Friday 19 July 2019

Little Things

Photo purely for decoration. This is Florence.
When I'm low on spoons, it's the tiny little things that are hard. This week I'm low on spoons. The end of the school year, the end of my 11 year old's time in his amazing Autism Resource in primary school, school trips left right and centre, endless migraines.

So it's the smallest things that are hardest. Why? I don't know. I just made myself a cup of coffee, but I was almost out of skimmed milk. There's a new bottle of skimmed milk on the top shelf of the fridge, but getting it down and breaking the seal is just too much. Physically I could lift it down, I could break the seal - but mentally I can't. Mentally I'm unable to reach out and start a new thing, to move on from the old bottle to the new. I can walk into the kitchen, fill the kettle, get a mug, and put instant coffee in it. (Thank god I didn't have to open a new can. Sometimes I can't have coffee if I need to open a new packet, because it requires finding a packet, finding scissors, finding a peg to put on the open packet afterwards.) I can pour on the boiling water, open the fridge, add the milk. But I can't open that new bottle of milk. Sitting here, writing about it, I don't understand myself.

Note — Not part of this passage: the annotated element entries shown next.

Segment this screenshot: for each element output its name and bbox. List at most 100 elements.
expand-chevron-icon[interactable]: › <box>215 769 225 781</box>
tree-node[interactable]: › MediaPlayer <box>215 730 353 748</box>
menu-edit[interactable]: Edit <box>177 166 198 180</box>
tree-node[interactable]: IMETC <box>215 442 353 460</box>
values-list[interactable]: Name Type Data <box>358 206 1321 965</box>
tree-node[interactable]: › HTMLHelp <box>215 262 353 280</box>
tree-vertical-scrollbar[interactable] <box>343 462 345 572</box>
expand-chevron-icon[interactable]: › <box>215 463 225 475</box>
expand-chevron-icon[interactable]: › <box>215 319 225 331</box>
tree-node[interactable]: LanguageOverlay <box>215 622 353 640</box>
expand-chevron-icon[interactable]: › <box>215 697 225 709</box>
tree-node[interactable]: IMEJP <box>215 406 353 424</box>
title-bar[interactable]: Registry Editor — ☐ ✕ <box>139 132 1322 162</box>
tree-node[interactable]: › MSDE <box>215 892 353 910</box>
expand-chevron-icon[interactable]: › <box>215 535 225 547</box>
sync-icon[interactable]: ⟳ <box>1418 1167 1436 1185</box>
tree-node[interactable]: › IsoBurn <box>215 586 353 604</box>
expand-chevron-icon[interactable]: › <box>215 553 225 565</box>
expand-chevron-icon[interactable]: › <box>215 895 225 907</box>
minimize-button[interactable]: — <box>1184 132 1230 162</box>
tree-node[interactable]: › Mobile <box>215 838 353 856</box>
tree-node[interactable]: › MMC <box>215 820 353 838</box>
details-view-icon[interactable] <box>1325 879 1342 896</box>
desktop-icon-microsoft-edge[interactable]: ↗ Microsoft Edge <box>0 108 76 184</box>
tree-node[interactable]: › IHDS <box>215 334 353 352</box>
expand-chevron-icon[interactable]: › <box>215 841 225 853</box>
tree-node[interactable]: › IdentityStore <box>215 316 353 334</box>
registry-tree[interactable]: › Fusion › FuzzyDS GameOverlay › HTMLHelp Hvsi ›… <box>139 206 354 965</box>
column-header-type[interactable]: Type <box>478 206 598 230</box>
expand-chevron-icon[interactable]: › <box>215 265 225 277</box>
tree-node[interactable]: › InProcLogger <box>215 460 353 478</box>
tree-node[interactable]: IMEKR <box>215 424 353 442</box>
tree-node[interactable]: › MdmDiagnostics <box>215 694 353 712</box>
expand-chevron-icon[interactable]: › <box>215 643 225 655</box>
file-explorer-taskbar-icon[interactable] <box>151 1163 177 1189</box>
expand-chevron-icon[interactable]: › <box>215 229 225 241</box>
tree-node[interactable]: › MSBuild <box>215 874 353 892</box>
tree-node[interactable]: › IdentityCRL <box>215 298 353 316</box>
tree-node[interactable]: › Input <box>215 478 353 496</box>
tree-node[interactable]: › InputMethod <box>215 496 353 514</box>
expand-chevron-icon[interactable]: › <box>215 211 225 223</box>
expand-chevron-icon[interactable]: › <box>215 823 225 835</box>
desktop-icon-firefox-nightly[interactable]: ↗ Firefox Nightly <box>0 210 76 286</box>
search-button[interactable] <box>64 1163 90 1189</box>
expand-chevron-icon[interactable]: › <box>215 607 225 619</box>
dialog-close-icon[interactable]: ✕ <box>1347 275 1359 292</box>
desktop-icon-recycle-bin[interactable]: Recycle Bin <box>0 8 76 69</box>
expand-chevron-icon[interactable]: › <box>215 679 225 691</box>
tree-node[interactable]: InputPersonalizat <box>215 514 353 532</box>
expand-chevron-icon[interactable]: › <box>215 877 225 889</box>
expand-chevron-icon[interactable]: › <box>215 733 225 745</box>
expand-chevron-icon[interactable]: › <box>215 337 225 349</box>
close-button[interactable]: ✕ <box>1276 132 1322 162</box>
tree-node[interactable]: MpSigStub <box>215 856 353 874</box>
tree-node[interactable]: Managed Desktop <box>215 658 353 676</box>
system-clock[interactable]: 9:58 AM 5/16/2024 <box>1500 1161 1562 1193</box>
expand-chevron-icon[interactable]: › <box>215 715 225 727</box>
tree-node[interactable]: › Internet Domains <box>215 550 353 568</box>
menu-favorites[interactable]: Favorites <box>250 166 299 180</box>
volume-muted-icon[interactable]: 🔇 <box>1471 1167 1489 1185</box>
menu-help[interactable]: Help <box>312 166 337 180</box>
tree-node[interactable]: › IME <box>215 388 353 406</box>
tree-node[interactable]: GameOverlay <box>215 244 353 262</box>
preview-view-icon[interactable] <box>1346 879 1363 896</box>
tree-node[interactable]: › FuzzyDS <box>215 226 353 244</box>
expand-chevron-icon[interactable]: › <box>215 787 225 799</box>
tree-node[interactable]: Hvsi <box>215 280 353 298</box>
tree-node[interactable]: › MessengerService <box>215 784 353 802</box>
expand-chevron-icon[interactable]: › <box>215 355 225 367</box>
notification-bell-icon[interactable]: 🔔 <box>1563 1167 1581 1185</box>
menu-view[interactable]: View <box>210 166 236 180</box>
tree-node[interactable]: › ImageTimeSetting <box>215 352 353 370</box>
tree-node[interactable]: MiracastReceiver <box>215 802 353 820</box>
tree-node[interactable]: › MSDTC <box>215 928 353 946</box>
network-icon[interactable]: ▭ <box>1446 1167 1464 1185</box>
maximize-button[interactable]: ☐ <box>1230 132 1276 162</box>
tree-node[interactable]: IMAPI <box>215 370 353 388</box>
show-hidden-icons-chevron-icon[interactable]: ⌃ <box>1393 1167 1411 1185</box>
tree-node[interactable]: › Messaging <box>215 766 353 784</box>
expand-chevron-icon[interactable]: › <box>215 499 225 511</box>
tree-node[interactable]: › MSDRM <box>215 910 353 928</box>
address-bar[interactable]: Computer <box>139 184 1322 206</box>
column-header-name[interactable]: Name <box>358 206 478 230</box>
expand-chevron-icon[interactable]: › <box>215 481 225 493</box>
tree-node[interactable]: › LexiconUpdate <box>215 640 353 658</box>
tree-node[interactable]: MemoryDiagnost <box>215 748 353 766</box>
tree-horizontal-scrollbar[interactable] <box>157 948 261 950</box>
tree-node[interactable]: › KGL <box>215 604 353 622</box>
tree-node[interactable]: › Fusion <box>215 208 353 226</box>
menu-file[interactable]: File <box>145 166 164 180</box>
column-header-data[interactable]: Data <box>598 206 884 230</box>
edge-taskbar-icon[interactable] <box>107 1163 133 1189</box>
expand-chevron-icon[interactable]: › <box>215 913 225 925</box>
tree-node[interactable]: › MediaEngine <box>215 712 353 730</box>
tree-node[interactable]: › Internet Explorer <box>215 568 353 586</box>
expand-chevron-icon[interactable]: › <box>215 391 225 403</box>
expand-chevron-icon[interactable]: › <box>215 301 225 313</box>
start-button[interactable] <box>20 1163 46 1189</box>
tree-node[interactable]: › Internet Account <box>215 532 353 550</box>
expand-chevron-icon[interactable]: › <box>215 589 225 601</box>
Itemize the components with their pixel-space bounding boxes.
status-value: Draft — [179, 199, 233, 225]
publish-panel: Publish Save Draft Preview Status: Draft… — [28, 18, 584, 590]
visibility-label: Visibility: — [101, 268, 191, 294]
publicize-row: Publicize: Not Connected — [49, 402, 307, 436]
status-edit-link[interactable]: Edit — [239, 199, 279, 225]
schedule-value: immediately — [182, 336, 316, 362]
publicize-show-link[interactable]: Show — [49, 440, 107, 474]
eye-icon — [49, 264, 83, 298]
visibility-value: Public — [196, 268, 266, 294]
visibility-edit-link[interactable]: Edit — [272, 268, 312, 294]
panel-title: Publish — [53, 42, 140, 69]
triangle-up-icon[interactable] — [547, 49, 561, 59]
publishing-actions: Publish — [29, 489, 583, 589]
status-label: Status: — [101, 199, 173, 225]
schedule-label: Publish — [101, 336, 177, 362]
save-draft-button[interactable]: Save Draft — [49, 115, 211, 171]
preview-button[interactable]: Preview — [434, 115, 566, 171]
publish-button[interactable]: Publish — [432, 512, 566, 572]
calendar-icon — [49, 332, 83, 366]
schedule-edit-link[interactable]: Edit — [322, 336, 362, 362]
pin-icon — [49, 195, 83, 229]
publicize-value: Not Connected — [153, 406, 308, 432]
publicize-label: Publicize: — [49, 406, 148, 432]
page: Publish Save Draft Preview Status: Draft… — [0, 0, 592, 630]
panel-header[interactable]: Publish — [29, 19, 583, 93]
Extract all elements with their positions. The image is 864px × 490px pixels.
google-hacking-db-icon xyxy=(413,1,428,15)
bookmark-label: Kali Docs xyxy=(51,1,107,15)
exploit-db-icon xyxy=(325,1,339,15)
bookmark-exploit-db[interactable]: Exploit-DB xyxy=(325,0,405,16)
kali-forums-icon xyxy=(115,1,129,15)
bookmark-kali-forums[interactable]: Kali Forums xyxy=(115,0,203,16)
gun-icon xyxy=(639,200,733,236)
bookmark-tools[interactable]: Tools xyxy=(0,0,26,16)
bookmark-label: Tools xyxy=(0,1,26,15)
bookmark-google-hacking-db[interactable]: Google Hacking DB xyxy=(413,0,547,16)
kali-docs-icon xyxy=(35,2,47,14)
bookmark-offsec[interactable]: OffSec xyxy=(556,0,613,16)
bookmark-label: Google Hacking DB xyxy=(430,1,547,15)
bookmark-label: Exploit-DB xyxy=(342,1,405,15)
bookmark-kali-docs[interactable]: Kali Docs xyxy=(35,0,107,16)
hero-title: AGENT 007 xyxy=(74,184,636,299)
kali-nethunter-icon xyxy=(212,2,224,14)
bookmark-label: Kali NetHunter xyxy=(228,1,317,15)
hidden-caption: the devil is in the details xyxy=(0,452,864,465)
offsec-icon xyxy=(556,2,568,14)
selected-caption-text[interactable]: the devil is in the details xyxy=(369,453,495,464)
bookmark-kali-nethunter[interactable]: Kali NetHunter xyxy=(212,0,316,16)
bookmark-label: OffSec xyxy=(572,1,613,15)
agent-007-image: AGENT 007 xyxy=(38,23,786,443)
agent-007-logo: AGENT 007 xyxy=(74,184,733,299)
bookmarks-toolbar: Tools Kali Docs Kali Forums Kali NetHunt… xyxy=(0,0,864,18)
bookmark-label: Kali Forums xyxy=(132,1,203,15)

Outside, the rain is tumbling down. The world is irritating me, from the very large to the very small. The band of my fitbit, no tighter than usual, is cutting into my wrist so much I almost can't bear it - but I can't take it off because it won't track my steps, and I will feel as if I have no control over my day. The carpet before me is sprinkled with dirt, but cleaning it would require going and getting the vacuum cleaner from where it lives, attaching the tubes, plugging it in, and exposing myself to that awful drone. I can't do it.

My bra strap is irritating me. My dressing gown is irritating me. I lack the ability to go and change my clothes. It's not laziness. It's a kind of mental paralysis that perhaps you can't understand if you haven't experienced it. My hair is irritating me. I've managed to brush it, after a week, but it's still catching on the chair behind me. I'm more likely to throw something than move the thing it's catching on. Why? Who knows.

But I can write a blog post. What's that all about? I have no way to explain why I can write a blog post but I can't open a new bottle of milk. Why I can write a blog post but I can't engage in online conversations. If I can't understand it, I don't know why anyone else should be able to. If you can't understand the reasoning, at least try to understand the effect.